The other place where this question comes up a lot is old software. The author doesn’t make a dime if you go buy an Atari 2600 cartridge at a flea market for a buck, so it doesn’t make any difference to the author, I would assume, if you bought a copy of it or just downloaded the ROM image and played it with an emulator–though it makes a big difference to the law. With software this old, frequently the publisher is long gone, the author may or may not still be alive, but the copyrights are still valid for a few more years and someone, somewhere, owns them and could choose to enforce them.

Really, what it comes down to is two questions: 1. Am I hurting the owner of the copyright? And 2. If I’m not hurting the owner, morally I can do this, but legally I may not be able to, so am I willing to take that risk?

I hope that answers your question. I’m sure others will pipe in as well.

Dave

More thoughts on MP3. Record sales are down.
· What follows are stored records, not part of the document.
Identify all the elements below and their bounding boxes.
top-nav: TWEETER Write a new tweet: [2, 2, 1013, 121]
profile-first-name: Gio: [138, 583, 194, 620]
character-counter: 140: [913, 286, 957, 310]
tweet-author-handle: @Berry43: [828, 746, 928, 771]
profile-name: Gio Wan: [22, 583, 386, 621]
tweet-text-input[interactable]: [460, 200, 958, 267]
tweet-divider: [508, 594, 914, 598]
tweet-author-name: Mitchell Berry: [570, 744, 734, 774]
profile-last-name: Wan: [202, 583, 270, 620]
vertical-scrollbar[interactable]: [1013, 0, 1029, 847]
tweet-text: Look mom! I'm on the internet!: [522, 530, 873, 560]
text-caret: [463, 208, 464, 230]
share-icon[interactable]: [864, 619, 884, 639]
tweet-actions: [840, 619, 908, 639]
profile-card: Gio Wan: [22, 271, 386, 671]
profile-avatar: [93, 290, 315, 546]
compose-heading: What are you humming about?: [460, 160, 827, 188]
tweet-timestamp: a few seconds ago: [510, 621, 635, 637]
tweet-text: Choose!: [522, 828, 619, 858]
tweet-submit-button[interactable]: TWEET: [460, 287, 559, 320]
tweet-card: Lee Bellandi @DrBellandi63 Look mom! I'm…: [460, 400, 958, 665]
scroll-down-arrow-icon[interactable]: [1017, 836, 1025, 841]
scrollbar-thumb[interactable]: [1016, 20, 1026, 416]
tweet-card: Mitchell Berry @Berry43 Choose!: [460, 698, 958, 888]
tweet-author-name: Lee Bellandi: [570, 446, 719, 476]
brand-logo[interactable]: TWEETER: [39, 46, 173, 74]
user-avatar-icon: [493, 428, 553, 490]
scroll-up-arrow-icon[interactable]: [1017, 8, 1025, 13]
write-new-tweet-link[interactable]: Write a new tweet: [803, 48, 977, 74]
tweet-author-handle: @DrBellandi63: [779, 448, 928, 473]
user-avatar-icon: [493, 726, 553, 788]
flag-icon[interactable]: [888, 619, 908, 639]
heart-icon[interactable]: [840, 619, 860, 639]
The industry blames MP3. But as labels consolidate, they axe artists by the hundreds or thousands. The end result is fewer people recording music, and, probably, fewer sales. Plus, many artists don’t hit it big right away. It took U2 seven years and five albums. Today, they’re Ireland’s biggest industry. They wouldn’t have survived if they had come along in 1999 rather than 1979–Boy was a great album, a really great album, but probably wouldn’t have been a great commercial success in any era.

I don’t think MP3 hurts teenybopper bands like The Backstreet Boys and ‘NSync. Sure, those songs get pirated by the boatload, but they also sell by the boatload, and much of the money surrounding bands like that is in merchandising–lunch boxes, bedsheets, posters, videos… The records are an afterthought. (And it shows.) Those bands will disappear within a couple of years, just like the New Kids on the Block did in the late ’80s/early ’90s and the Bay City Rollers in the mid-1970s.

I think who the MP3s really hurt are the one-hit wonders. You know, bands like Deep Blue Something, who record an album with exactly one catchy song (“Breakfast at Tiffany’s,” in that band’s case) that goes on to become a mega-hit, but with no obvious followup the band drops off the face of the earth.

I don’t see how MP3s can hurt established bands any more than radio taping does. And record companies fall all over themselves to get their acts played on the radio.